Bryn Athyn College of the New Church Theological School is a seminary specializing in New Church theology and located in Bryn Athyn, Pennsylvania.

The Theological School is a part of Bryn Athyn College of the New Church, which was incorporated under the laws of the Commonwealth of Pennsylvania on November 3, 1877, as the Academy of the New Church. The charter of the Academy was altered on January 1, 1879, to authorize it to confer degrees and diplomas.

Originally located in Philadelphia, Pennsylvania, the Academy was relocated at the turn of the 20th century to what was then the countryside near Philadelphia, in Montgomery County. Funding from PPG Industries founder John Pitcairn enabled the construction of the new campus.

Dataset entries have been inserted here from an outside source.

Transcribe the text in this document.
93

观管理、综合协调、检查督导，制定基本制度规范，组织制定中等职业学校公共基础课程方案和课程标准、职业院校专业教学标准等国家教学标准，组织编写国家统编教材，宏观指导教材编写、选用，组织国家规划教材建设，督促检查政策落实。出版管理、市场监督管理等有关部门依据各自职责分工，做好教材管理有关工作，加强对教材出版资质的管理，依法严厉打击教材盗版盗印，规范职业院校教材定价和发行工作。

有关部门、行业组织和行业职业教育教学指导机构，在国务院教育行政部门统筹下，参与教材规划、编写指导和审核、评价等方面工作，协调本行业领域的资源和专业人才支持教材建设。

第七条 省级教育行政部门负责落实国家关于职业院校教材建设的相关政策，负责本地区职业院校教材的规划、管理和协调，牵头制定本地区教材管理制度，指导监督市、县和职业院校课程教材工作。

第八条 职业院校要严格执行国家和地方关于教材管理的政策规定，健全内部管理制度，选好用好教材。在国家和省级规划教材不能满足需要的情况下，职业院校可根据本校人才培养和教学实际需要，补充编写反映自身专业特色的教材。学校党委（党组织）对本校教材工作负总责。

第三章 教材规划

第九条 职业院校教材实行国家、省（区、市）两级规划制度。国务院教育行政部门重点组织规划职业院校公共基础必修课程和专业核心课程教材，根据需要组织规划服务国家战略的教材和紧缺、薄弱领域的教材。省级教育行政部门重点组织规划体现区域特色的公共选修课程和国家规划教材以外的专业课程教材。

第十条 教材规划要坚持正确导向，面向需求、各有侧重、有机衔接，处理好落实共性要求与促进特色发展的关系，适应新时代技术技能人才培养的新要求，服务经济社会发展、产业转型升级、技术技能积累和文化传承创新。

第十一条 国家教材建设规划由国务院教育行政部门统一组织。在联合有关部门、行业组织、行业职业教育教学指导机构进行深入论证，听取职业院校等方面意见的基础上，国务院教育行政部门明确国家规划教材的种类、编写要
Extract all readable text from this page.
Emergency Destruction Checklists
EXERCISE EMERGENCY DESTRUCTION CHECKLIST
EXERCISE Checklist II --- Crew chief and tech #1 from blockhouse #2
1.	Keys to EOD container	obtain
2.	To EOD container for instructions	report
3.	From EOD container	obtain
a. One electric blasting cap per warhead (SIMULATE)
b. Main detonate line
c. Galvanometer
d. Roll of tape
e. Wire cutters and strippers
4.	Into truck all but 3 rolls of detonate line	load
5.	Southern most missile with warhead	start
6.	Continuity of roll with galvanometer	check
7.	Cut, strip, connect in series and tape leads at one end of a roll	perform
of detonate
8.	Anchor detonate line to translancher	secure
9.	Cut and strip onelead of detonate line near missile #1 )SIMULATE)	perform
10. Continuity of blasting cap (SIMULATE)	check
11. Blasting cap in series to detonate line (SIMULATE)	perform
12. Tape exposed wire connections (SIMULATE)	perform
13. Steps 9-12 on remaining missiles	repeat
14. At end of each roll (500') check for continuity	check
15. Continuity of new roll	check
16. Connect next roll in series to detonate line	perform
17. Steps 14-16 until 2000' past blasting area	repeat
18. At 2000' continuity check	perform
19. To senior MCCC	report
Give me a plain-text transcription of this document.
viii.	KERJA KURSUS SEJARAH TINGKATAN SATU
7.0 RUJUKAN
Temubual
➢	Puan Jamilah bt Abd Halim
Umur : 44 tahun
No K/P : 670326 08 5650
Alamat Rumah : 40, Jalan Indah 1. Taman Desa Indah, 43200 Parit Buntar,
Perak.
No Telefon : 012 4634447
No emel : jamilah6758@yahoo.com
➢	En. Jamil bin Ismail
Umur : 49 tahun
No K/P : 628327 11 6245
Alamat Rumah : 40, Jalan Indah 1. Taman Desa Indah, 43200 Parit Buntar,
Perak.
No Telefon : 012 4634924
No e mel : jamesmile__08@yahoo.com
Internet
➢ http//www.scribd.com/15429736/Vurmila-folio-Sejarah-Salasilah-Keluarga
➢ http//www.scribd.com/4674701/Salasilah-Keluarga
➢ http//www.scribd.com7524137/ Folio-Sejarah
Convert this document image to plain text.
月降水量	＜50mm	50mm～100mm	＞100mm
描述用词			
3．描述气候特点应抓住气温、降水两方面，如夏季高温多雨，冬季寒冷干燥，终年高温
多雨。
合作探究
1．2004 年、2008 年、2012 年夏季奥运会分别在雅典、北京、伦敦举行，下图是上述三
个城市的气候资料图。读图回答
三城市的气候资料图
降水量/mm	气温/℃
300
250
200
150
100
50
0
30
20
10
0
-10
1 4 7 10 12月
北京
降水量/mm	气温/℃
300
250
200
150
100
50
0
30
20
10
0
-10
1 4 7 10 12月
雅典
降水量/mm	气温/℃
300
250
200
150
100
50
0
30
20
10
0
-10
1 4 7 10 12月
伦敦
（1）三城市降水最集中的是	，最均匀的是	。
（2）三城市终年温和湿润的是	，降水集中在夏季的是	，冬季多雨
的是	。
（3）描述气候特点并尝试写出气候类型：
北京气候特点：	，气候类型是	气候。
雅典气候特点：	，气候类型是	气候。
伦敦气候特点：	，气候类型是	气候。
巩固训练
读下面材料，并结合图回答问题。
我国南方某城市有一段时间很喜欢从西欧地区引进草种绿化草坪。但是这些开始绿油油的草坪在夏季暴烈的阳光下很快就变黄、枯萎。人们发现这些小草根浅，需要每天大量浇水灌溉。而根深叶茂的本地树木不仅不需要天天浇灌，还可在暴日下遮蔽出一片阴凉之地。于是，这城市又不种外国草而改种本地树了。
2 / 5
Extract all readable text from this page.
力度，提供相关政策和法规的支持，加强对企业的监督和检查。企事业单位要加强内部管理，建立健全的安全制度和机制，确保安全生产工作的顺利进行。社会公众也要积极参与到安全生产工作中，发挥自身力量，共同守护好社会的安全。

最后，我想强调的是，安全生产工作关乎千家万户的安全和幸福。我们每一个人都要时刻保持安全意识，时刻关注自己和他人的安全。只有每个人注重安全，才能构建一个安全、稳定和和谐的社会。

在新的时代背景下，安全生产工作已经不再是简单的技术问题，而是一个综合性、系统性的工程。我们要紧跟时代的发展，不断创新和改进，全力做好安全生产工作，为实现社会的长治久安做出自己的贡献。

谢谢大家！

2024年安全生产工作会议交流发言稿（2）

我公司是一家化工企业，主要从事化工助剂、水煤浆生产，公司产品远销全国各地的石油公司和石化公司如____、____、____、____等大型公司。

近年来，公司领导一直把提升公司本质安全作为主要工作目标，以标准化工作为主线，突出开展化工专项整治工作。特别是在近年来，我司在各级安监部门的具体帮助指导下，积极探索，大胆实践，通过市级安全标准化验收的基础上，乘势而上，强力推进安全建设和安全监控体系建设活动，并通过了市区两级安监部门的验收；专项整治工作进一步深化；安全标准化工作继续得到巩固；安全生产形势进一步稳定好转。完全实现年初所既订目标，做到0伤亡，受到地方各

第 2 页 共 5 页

The Theological School's stated mission is "to support the Lord's presence among people by preparing men for the priesthood of the New Church. The primary focus of this school is on training men to serve as pastors in the General Church of the New Jerusalem. This school will also help provide for the continuing development of priests, and for graduate-level instruction of lay people in New Church doctrine."

The Theological School has been accredited by the Middle States Association since 1952. This accreditation was reaffirmed most recently in 2003.